Grande-Bretagne

Londres - Une odeur de mort flotte toujours sur le quartier de la tour calcinée

  • Publié le 21 juin 2017 à 20:28

Une semaine après l'incendie de la tour Grenfell à Londres, qui a fait au moins 79 morts, une odeur de mort et de décombres brûlés flotte encore sur un quartier traumatisé, où les indignations et les révoltes affleurent à chaque conversation.


Le terrible bilan du sinistre, qui a transformé en torche l'immeuble de 24 étages de logements sociaux, pourrait même s'alourdir: personne ne sait (et ne saura sans doute jamais) combien de personnes les cent-vingt appartements contenaient exactement quand, dans la nuit de mardi à mercredi, le feu a pris dans les étages inférieurs.
Dans une tour habitée majoritairement par des personnes d'origine étrangère, dont de nombreux Marocains et Somaliens, certains avec des papiers, des permis de séjour et d'autres sans, la coutume était d'héberger parents, amis et connaissances, surtout en période de ramadan où les familles se réunissent tard le soir pour l'iftar, le repas de rupture du jeûne.
Placardée dans l'entrée de la station de métro voisine de Latimer Road, toujours fermée, une affichette datée du 18 juin, signée "Un citoyen britannique", clame: 600 résidents, 18 hospitalisés, 58 morts. Combien de résidents de la tour Grenfell ont-ils survécu?
"Nous allons continuer de tout faire pour apporter des réponses à ceux qui recherchent des proches", a déclaré mercredi matin un chef la police londonienne, Stuart Cundy. "J'ai bien conscience que pour ceux qui souffrent, ces réponses ne pourront jamais arriver assez tôt".
Mercredi matin, dix personnes étaient encore hospitalisées, dont six en soins intensifs.
Margaret Thomson, 47 ans, habite l'un des petits immeubles de quatre étages qui entourent la tour calcinée. Pour cela elle est autorisée à franchir les barrages de police qui, de tous côtés, isolent la lugubre silhouette du bâtiment dans lequel les recherches se poursuivent.
"Une semaine, et nous ne savons toujours pas combien de nos voisins sont morts", dit-elle à l'AFP. "C'est une véritable honte! Pensez-vous que si ça avait été un immeuble de luxe habité par des Blancs ce serait pareil? Certainement pas!".


- Tout a fondu -


Mardi soir, Thomas, un Londonien d'une vingtaine d'années, avait confié à l'AFP: "Regardez ces affichettes avec les portraits de personnes disparues partout. Ils ne sont pas dans les hôpitaux, on ne nous a pas dit qu'ils avaient quitté le pays. Ils étaient tous dans cet immeuble, et ils sont morts dedans".
"Nous exigeons la vérité. Il faut que les gens sachent qu'ils ont perdu des proches, qu'ils puissent faire leur deuil. Ils doivent pouvoir organiser des funérailles, et reprendre le cours de leur vie.

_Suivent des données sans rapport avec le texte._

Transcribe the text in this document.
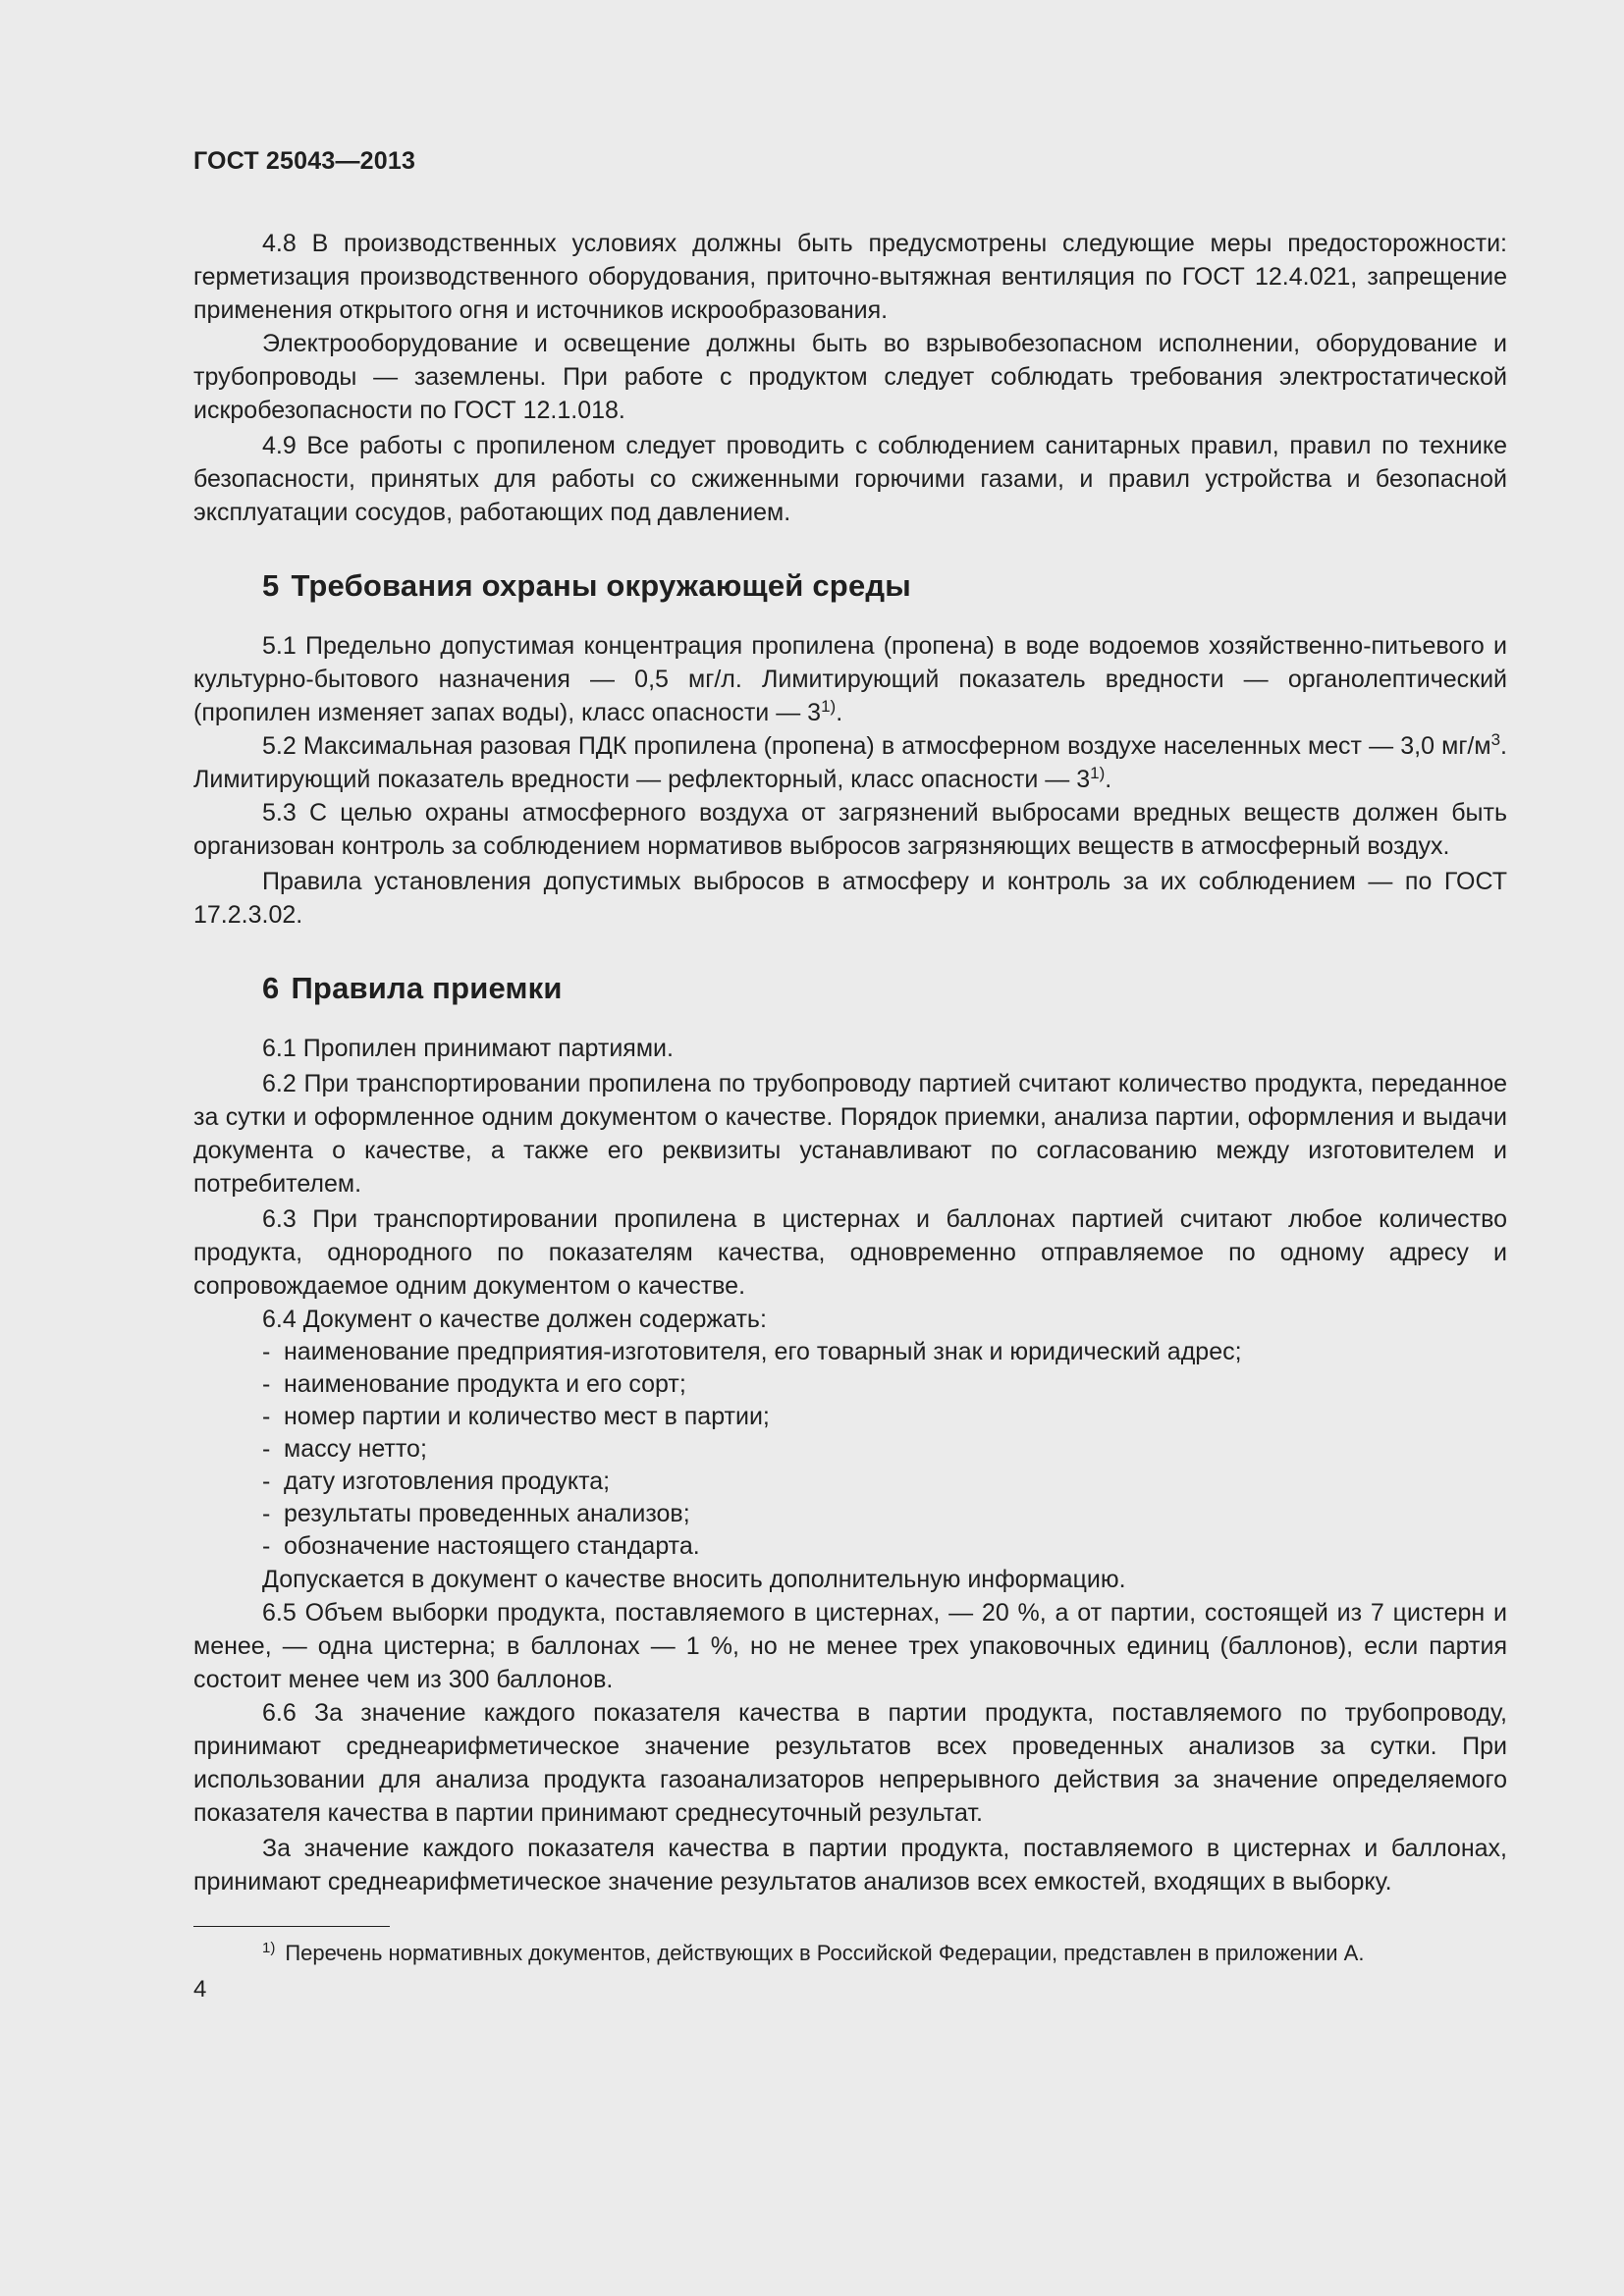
ГОСТ 25043—2013

4.8 В производственных условиях должны быть предусмотрены следующие меры предосторожности: герметизация производственного оборудования, приточно-вытяжная вентиляция по ГОСТ 12.4.021, запрещение применения открытого огня и источников искрообразования.

Электрооборудование и освещение должны быть во взрывобезопасном исполнении, оборудование и трубопроводы — заземлены. При работе с продуктом следует соблюдать требования электростатической искробезопасности по ГОСТ 12.1.018.

4.9 Все работы с пропиленом следует проводить с соблюдением санитарных правил, правил по технике безопасности, принятых для работы со сжиженными горючими газами, и правил устройства и безопасной эксплуатации сосудов, работающих под давлением.

5 Требования охраны окружающей среды

5.1 Предельно допустимая концентрация пропилена (пропена) в воде водоемов хозяйственно-питьевого и культурно-бытового назначения — 0,5 мг/л. Лимитирующий показатель вредности — органолептический (пропилен изменяет запах воды), класс опасности — 3$^{1)}$.

5.2 Максимальная разовая ПДК пропилена (пропена) в атмосферном воздухе населенных мест — 3,0 $мг/м^3$. Лимитирующий показатель вредности — рефлекторный, класс опасности — 3$^{1)}$.

5.3 С целью охраны атмосферного воздуха от загрязнений выбросами вредных веществ должен быть организован контроль за соблюдением нормативов выбросов загрязняющих веществ в атмосферный воздух.

Правила установления допустимых выбросов в атмосферу и контроль за их соблюдением — по ГОСТ 17.2.3.02.

6 Правила приемки

6.1 Пропилен принимают партиями.

6.2 При транспортировании пропилена по трубопроводу партией считают количество продукта, переданное за сутки и оформленное одним документом о качестве. Порядок приемки, анализа партии, оформления и выдачи документа о качестве, а также его реквизиты устанавливают по согласованию между изготовителем и потребителем.

6.3 При транспортировании пропилена в цистернах и баллонах партией считают любое количество продукта, однородного по показателям качества, одновременно отправляемое по одному адресу и сопровождаемое одним документом о качестве.

6.4 Документ о качестве должен содержать:

- наименование предприятия-изготовителя, его товарный знак и юридический адрес;
- наименование продукта и его сорт;
- номер партии и количество мест в партии;
- массу нетто;
- дату изготовления продукта;
- результаты проведенных анализов;
- обозначение настоящего стандарта.

Допускается в документ о качестве вносить дополнительную информацию.

6.5 Объем выборки продукта, поставляемого в цистернах, — 20 %, а от партии, состоящей из 7 цистерн и менее, — одна цистерна; в баллонах — 1 %, но не менее трех упаковочных единиц (баллонов), если партия состоит менее чем из 300 баллонов.

6.6 За значение каждого показателя качества в партии продукта, поставляемого по трубопроводу, принимают среднеарифметическое значение результатов всех проведенных анализов за сутки. При использовании для анализа продукта газоанализаторов непрерывного действия за значение определяемого показателя качества в партии принимают среднесуточный результат.

За значение каждого показателя качества в партии продукта, поставляемого в цистернах и баллонах, принимают среднеарифметическое значение результатов анализов всех емкостей, входящих в выборку.

$^{1)}$ Перечень нормативных документов, действующих в Российской Федерации, представлен в приложении А.
4
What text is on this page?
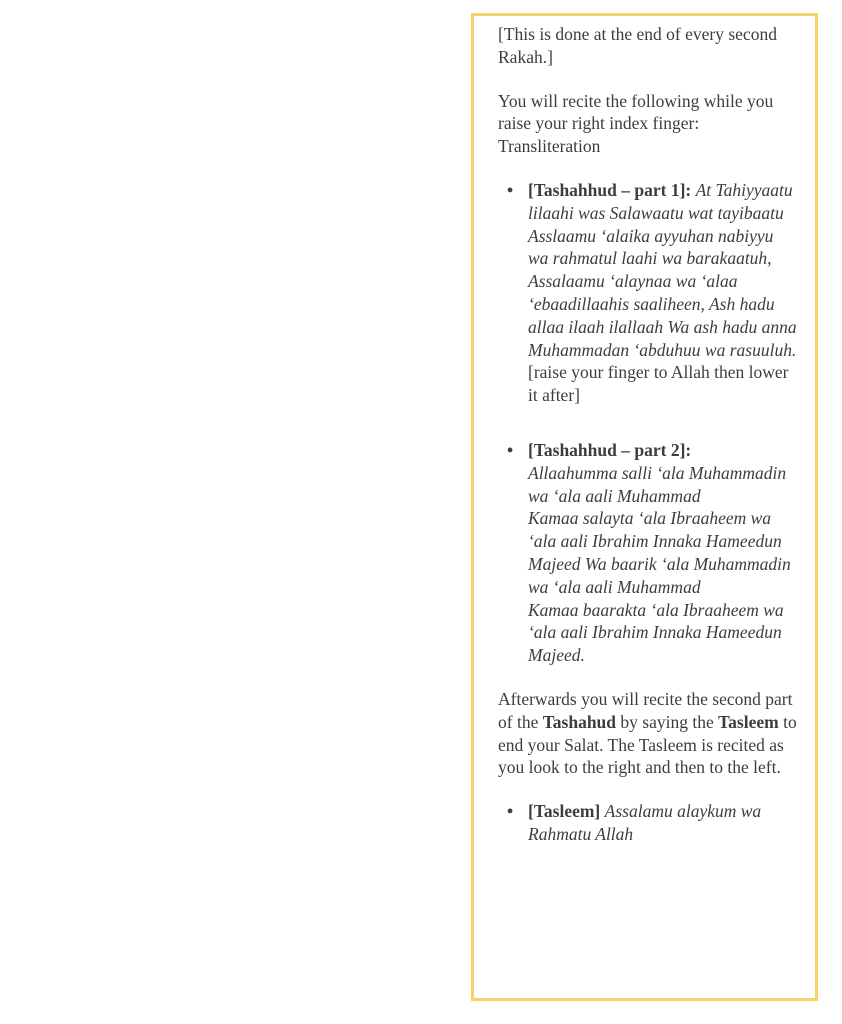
[This is done at the end of every second Rakah.]

You will recite the following while you raise your right index finger:
Transliteration

• [Tashahhud – part 1]: At Tahiyyaatu lilaahi was Salawaatu wat tayibaatu Asslaamu ‘alaika ayyuhan nabiyyu wa rahmatul laahi wa barakaatuh, Assalaamu ‘alaynaa wa ‘alaa ‘ebaadillaahis saaliheen, Ash hadu allaa ilaah ilallaah Wa ash hadu anna Muhammadan ‘abduhuu wa rasuuluh. [raise your finger to Allah then lower it after]
• [Tashahhud – part 2]:
Allaahumma salli ‘ala Muhammadin wa ‘ala aali Muhammad
Kamaa salayta ‘ala Ibraaheem wa ‘ala aali Ibrahim Innaka Hameedun Majeed Wa baarik ‘ala Muhammadin wa ‘ala aali Muhammad
Kamaa baarakta ‘ala Ibraaheem wa ‘ala aali Ibrahim Innaka Hameedun Majeed.

Afterwards you will recite the second part of the Tashahud by saying the Tasleem to end your Salat. The Tasleem is recited as you look to the right and then to the left.

• [Tasleem] Assalamu alaykum wa Rahmatu Allah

Cela ne peut pas continuer comme ça", dit-il.
L'incertitude sur le nombre de victimes alimente les rumeurs, sur les trottoirs comme sur les réseaux sociaux, qui accusent les autorités et les médias généralistes de travestir la réalité parce que les victimes sont le plus souvent pauvres ou d'origine étrangère, dans cette tour de logement social plantée au c?ur du quartier le plus riche du Royaume-Uni.
En fait, la réalité, terrible mais plus prosaïque, est que l'incendie a ravagé la tour avec une telle intensité, peut-être à cause de la qualité du revêtement extérieur récemment posé, que tout a fondu dans les appartements touchés, au-dessus du deuxième étage.
Les photos publiées par la Metropolitan Police montrent des intérieurs entièrement calcinés - chose rare dans la plupart des incendies - où les meubles, les équipements, et sans doute certaines victimes, sont réduits à l'état de cendres.
Après avoir progressé prudemment dans les décombres et consolidé les endroits qui menaçaient de s'effondrer, les pompiers et les experts sont parvenus à explorer les derniers appartements qui leur restaient inaccessibles, a indiqué l'état-major des pompiers londoniens.
Mais les destructions sont telles qu'il faudra attendre plusieurs jours, si ce n'est davantage, pour parvenir à un bilan exact des victimes. Il faudra ensuite entreprendre de les identifier, autre tâche ardue dans ce contexte.
En 2001 à New York, il avait fallu plus de six mois pour parvenir au bilan définitif des attaques contre le World Trade Center. Fin septembre, les estimations faisaient état de plus de 6.700 morts ou disparus, pour descendre en janvier à près de 2.800.